La noche pasada y el sueño reparador que Nahuac había tenido no lograba disipar la inquietud que el viaje le producía. Cerca ya a la ciudad, en la parte baja de una ladera, pudo divisar una comitiva numerosa; entonces ordenó a sus músicos apurar el paso para evitar un encuentro y tener que adelantar los protocolos de saludos y parabienes. Así, a paso forzado y al atardecer, divisaron el perfil de la ciudad: estructuras piramidales de piedra revestidas de barro estucado y pintadas de rojo, amarillo y ocre, dispuestas en un trazado geométrico que circundaba al Conjunto Residencial Mayor, donde vivía la corte de Apac-Chadi. Bordearon la zona de Caral Alto, dejaron atrás dos pequeñas pirámides rodeadas de sencillas viviendas y accedieron al ingreso principal del Bajo Caral que los llevaría directamente al templo del anfiteatro. Ahí se encontraron con algunas comitivas de señores recién llegados. Las pequeñas cortes reunidas se mezclaron formando grupos dispares donde se encontraban representantes de la clase señorial, sacerdotes, músicos, porteadores y acompañantes.

Nahuac no logró pasar desapercibido a pesar de lo austero de su comitiva y fue llamado por un grupo de señores. Se comentaba sobre las incidencias del viaje, se preguntaba acerca de los resultados de la reciente campaña de cosecha y sobre lo auspiciosa de la temporada que se avecinaba. Nadie inquiría sobre la asamblea que se realizaría al día siguiente, porque no conocían los motivos, y no querían poner en evidencia su curiosidad. Nahuac observaba a sus pares y no lograba percibir ningún gesto que denotara angustia o preocupación. Un poco molesto consigo mismo por su escasa sociabilidad, informó que se retiraría temprano a descansar. A poco de alejarse del lugar fue abordado por sus músicos quienes le informaron acerca de una noticia recibida de unos albañiles con quienes habían estado reunidos: se iba a iniciar la construcción de un Templo Mayor en la parte más alta de la ciudad, de dimensiones superiores a todo lo existente hasta ese momento. Ellos lo sabían porque habían pasado las últimas semanas nivelando un gran terreno y algún capataz indiscreto filtró la información.

Los maestros ancianos tenían como obligación principal transmitir a los infantes los conocimientos que habían recibido de sus ancestros.
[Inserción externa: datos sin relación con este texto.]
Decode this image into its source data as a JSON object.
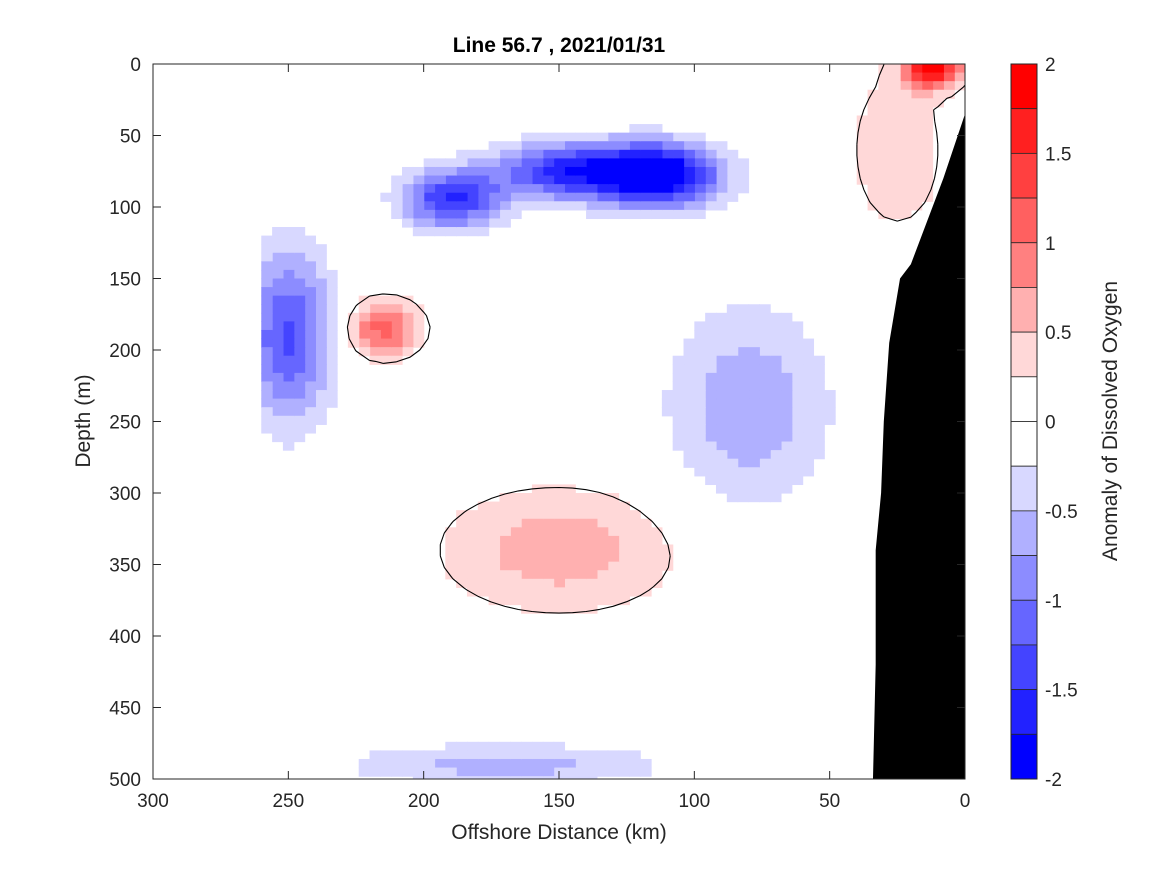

Esta noticia le produjo una gran desazón. Sentía que sus temores y angustias no eran infundados, y que sus preocupaciones tenían motivos reales. Se alejó con prisa y buscó refugio en una pequeña elevación formada por un cúmulo de shicras, unas pequeñas bolsas de fibra vegetal en forma de red y rellenas de piedras; desde la cual se dominaba el Altar del Fuego Sagrado, adonde dirigió su mirada y pensamientos. Al día siguiente, Apac-Chadi pediría a cada señor y curaca local presentar como ofrenda de sacrificio a un niño noble para asegurar el éxito de la construcción, la seguridad de los albañiles y el orden social y político establecidos. Recordaba la historia de su abuelo, antiguo señor del Valle Alto quien, cuando fue construido el Templo del Anfiteatro donde ahora se reunían, tuvo que ofrecer en sacrificio a su hijo menor, el hermano que su padre nunca vio crecer y que contempló arder en una pira, envuelto en un fardo ceremonial.

Dos generaciones después, tiempo en el que los dioses les habían dado paz, buenas cosechas y armonía con los pueblos vecinos, se veía enfrentado a una dura prueba: aceptar lo que su posición y cargo lo obligaban a hacer y entregar a un hijo suyo para ofrecer a los dioses un regalo de la categoría que una construcción sagrada requería; o rebelarse ante ese ritual mortuorio que él, un hombre de su tiempo –2700 años antes de Cristo– ya consideraba cruel.